Quebec City Mosque terror attack
Quebec City Mosque terror attack where two men have now been arrested, Alexandre Bissonnette, Mohamed Khadir.

That said, suggestion of hate crime and incidents of increasing vilification of Muslims wasn’t limited to the USA, according to local Canadian press, a number of incidents of Islamophobia had also been reported in Quebec. 

In June last year, a pig’s head was left on the doorstep of the same mosque. It was wrapped in paper with a note reading ‘Bonne [sic] appetit’.

A few weeks later a letter reading ‘What is the most serious: a pig’s head or a genocide’ was distributed in the neighborhood.

Alexandre Bissonnette
Pictured, Alexandre Bissonnette who was arrested along with suspect, Mohamed Khadir for their involvement with the Quebec Mosque terror attack.

While the US has ratcheted efforts to isolate the entry of Muslims from ‘terror denominated’ states into the US, not everyone has been on board, with many protesting the new ‘draconian laws’ with many fearing the move would validate and normalize hate and degrees of violence towards the Muslim community in Northern America.

An anti-Islamophobia group based in Quebec City said it has been urging authorities for years to address the anti-Muslim issue in the region, but nothing was done. It said the attack was preventable noted a report via heavy.

Francis Deschamps, an organizer of a refugee support-group in Quebec City told the Associated Press he is ‘not very surprised’ about the shooting, saying he has personally received death threats after starting a refugee support group on Facebook.

He said right-wing groups are ‘very organized’ and distribute fliers at the university and plaster stickers around the region with the man claiming the French Canadian precinct was less welcoming to immigrants and other religions than other parts of the country, which has brought in thousands of refugees from war-torn Syria and elsewhere in the Middle East since Trudeau took office in 2015.

Alexandre Bissonnette
Pictured, Alexandre Bissonnette. Images via Facebook.
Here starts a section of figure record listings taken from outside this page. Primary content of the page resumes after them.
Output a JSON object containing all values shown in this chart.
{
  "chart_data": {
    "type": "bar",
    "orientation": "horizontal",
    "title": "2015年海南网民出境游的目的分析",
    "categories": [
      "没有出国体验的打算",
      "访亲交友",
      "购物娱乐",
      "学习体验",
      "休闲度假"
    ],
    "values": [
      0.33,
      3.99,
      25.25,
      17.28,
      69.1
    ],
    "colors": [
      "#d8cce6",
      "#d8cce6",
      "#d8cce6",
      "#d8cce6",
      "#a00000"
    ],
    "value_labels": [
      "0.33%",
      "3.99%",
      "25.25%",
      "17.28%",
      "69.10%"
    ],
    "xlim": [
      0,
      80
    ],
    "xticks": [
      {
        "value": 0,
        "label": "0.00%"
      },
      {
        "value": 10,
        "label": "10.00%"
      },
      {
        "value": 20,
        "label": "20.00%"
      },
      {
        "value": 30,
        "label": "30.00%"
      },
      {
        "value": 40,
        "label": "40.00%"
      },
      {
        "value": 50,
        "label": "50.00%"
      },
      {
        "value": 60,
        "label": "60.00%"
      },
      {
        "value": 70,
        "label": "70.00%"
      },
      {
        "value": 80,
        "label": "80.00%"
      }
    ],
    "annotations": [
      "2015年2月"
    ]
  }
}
On Saturday, Trudeau made a forceful attack on Trump’s recent ban on refugees and immigrants from seven Muslim-majority countries.

He made it clear Canada would continue to welcome immigrants.

Tweeted Trudeau: ‘To those fleeing persecution, terror & war, Canadians will welcome you, regardless of your faith. Diversity is our strength’.

While Canada’s embrace of Syrian refugees has won the country accolades at home and abroad, it hasn’t come without its domestic opponents. A survey in Ontario notes the nytimes last summer found that while there was widespread support for accepting the refugees, only a third of respondents had a positive impression of Islam, and more than half felt that its mainstream doctrines promoted violence.

In response to Sunday night’s attack, police in cities such as Montreal and New York stationed officers around mosques to provide additional protection as a precaution.